PART IV
4. CHAPTER IV - THE CLINGING DEATH
Beauty Smith slipped the chain from his neck and stepped back.
For once White Fang did not make an immediate attack. He stood
still, ears pricked forward, alert and curious, surveying the
strange animal that faced him. He had never seen such a dog
before. Tim Keenan shoved the bull-dog forward with a muttered "Go
to it." The animal waddled toward the centre of the circle, short
and squat and ungainly. He came to a stop and blinked across at
White Fang.
There were cries from the crowd of, "Go to him, Cherokee! Sick 'm,
Cherokee! Eat 'm up!"
But Cherokee did not seem anxious to fight. He turned his head and
blinked at the men who shouted, at the same time wagging his stump
of a tail good-naturedly. He was not afraid, but merely lazy.
Besides, it did not seem to him that it was intended he should
fight with the dog he saw before him. He was not used to fighting
with that kind of dog, and he was waiting for them to bring on the
real dog.
Tim Keenan stepped in and bent over Cherokee, fondling him on both
sides of the shoulders with hands that rubbed against the grain of
the hair and that made slight, pushing-forward movements. These
were so many suggestions. Also, their effect was irritating, for
Cherokee began to growl, very softly, deep down in his throat.
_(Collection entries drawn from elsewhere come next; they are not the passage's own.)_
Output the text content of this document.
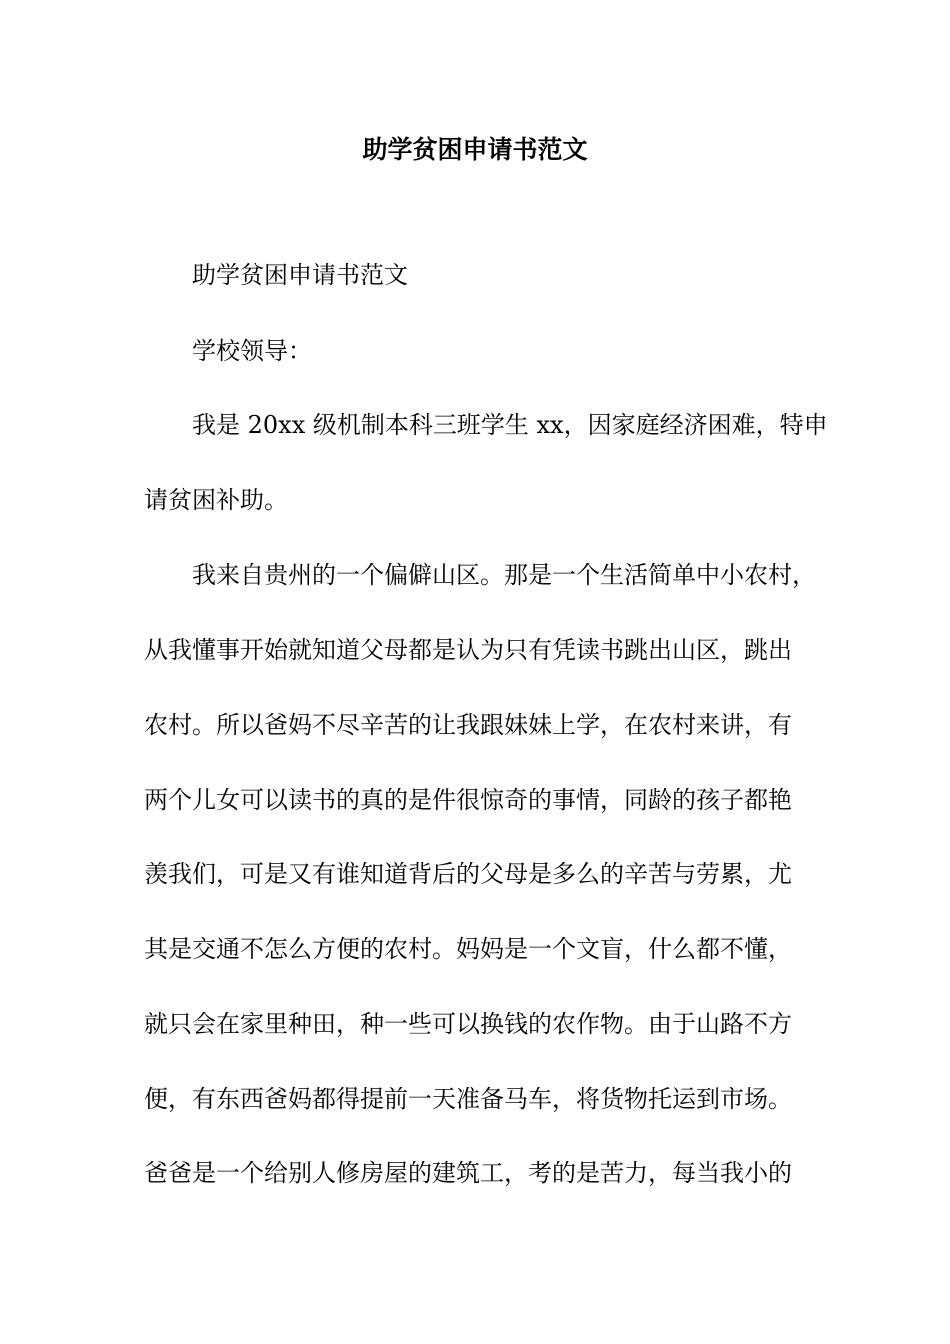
助学贫困申请书范文

助学贫困申请书范文

学校领导：

我是 20xx 级机制本科三班学生 xx，因家庭经济困难，特申

请贫困补助。

我来自贵州的一个偏僻山区。那是一个生活简单中小农村，

从我懂事开始就知道父母都是认为只有凭读书跳出山区，跳出

农村。所以爸妈不尽辛苦的让我跟妹妹上学，在农村来讲，有

两个儿女可以读书的真的是件很惊奇的事情，同龄的孩子都艳

羡我们，可是又有谁知道背后的父母是多么的辛苦与劳累，尤

其是交通不怎么方便的农村。妈妈是一个文盲，什么都不懂，

就只会在家里种田，种一些可以换钱的农作物。由于山路不方

便，有东西爸妈都得提前一天准备马车，将货物托运到市场。

爸爸是一个给别人修房屋的建筑工，考的是苦力，每当我小的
There was a correspondence in rhythm between the growls and the
movements of the man's hands. The growl rose in the throat with
the culmination of each forward-pushing movement, and ebbed down to
start up afresh with the beginning of the next movement. The end
of each movement was the accent of the rhythm, the movement ending
abruptly and the growling rising with a jerk.
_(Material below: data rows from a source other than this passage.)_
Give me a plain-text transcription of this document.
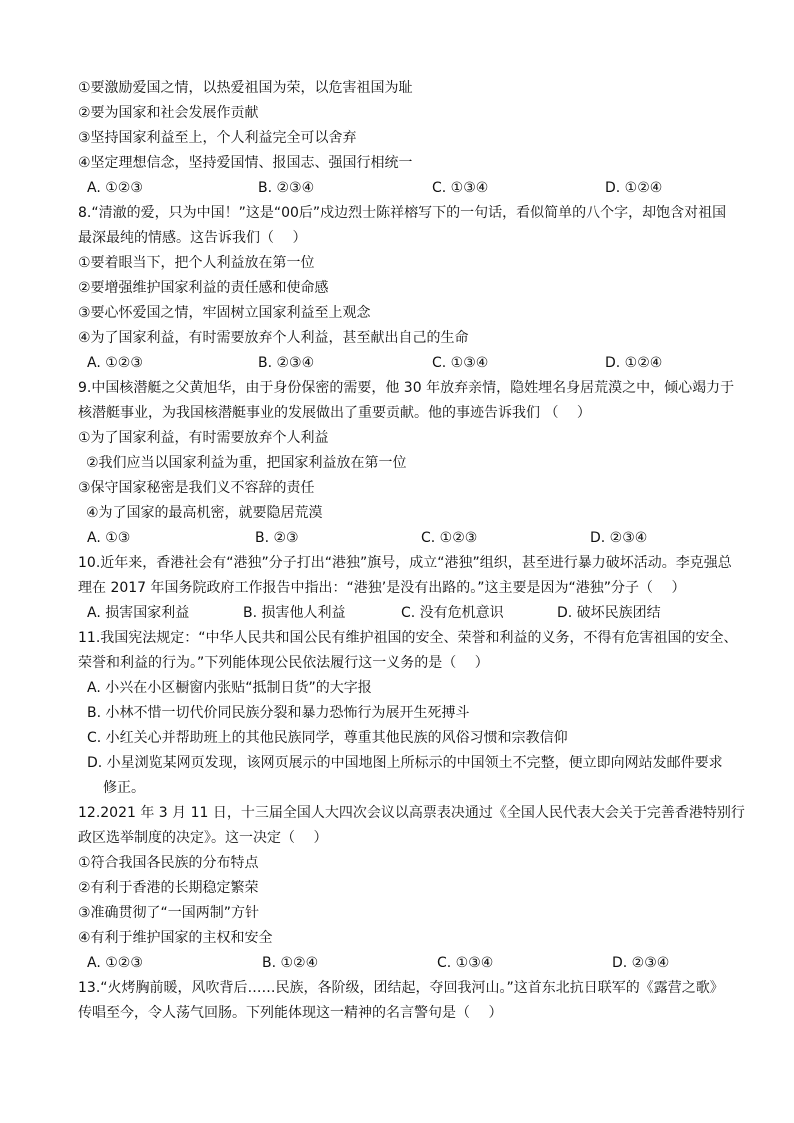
①要激励爱国之情，以热爱祖国为荣，以危害祖国为耻
②要为国家和社会发展作贡献
③坚持国家利益至上，个人利益完全可以舍弃
④坚定理想信念，坚持爱国情、报国志、强国行相统一
A. ①②③	B. ②③④	C. ①③④	D. ①②④
8.“清澈的爱，只为中国！”这是“00后”戍边烈士陈祥榕写下的一句话，看似简单的八个字，却饱含对祖国
最深最纯的情感。这告诉我们（　 ）
①要着眼当下，把个人利益放在第一位
②要增强维护国家利益的责任感和使命感
③要心怀爱国之情，牢固树立国家利益至上观念
④为了国家利益，有时需要放弃个人利益，甚至献出自己的生命
A. ①②③	B. ②③④	C. ①③④	D. ①②④
9.中国核潜艇之父黄旭华，由于身份保密的需要，他 30 年放弃亲情，隐姓埋名身居荒漠之中，倾心竭力于
核潜艇事业，为我国核潜艇事业的发展做出了重要贡献。他的事迹告诉我们 （　 ）
①为了国家利益，有时需要放弃个人利益
②我们应当以国家利益为重，把国家利益放在第一位
③保守国家秘密是我们义不容辞的责任
④为了国家的最高机密，就要隐居荒漠
A. ①③	B. ②③	C. ①②③	D. ②③④
10.近年来，香港社会有“港独”分子打出“港独”旗号，成立“港独”组织，甚至进行暴力破坏活动。李克强总
理在 2017 年国务院政府工作报告中指出：“港独’是没有出路的。”这主要是因为“港独”分子（　 ）
A. 损害国家利益	B. 损害他人利益	C. 没有危机意识	D. 破坏民族团结
11.我国宪法规定：“中华人民共和国公民有维护祖国的安全、荣誉和利益的义务，不得有危害祖国的安全、
荣誉和利益的行为。”下列能体现公民依法履行这一义务的是（　 ）
A. 小兴在小区橱窗内张贴“抵制日货”的大字报
B. 小林不惜一切代价同民族分裂和暴力恐怖行为展开生死搏斗
C. 小红关心并帮助班上的其他民族同学，尊重其他民族的风俗习惯和宗教信仰
D. 小星浏览某网页发现，该网页展示的中国地图上所标示的中国领土不完整，便立即向网站发邮件要求
修正。
12.2021 年 3 月 11 日，十三届全国人大四次会议以高票表决通过《全国人民代表大会关于完善香港特别行
政区选举制度的决定》。这一决定（　 ）
①符合我国各民族的分布特点
②有利于香港的长期稳定繁荣
③准确贯彻了“一国两制”方针
④有利于维护国家的主权和安全
A. ①②③	B. ①②④	C. ①③④	D. ②③④
13.“火烤胸前暖，风吹背后……民族，各阶级，团结起，夺回我河山。”这首东北抗日联军的《露营之歌》
传唱至今，令人荡气回肠。下列能体现这一精神的名言警句是（　 ）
This was not without its effect on White Fang. The hair began to
rise on his neck and across the shoulders. Tim Keenan gave a final
shove forward and stepped back again. As the impetus that carried
Cherokee forward died down, he continued to go forward of his own
volition, in a swift, bow-legged run. Then White Fang struck. A
cry of startled admiration went up. He had covered the distance
and gone in more like a cat than a dog; and with the same cat-like
swiftness he had slashed with his fangs and leaped clear.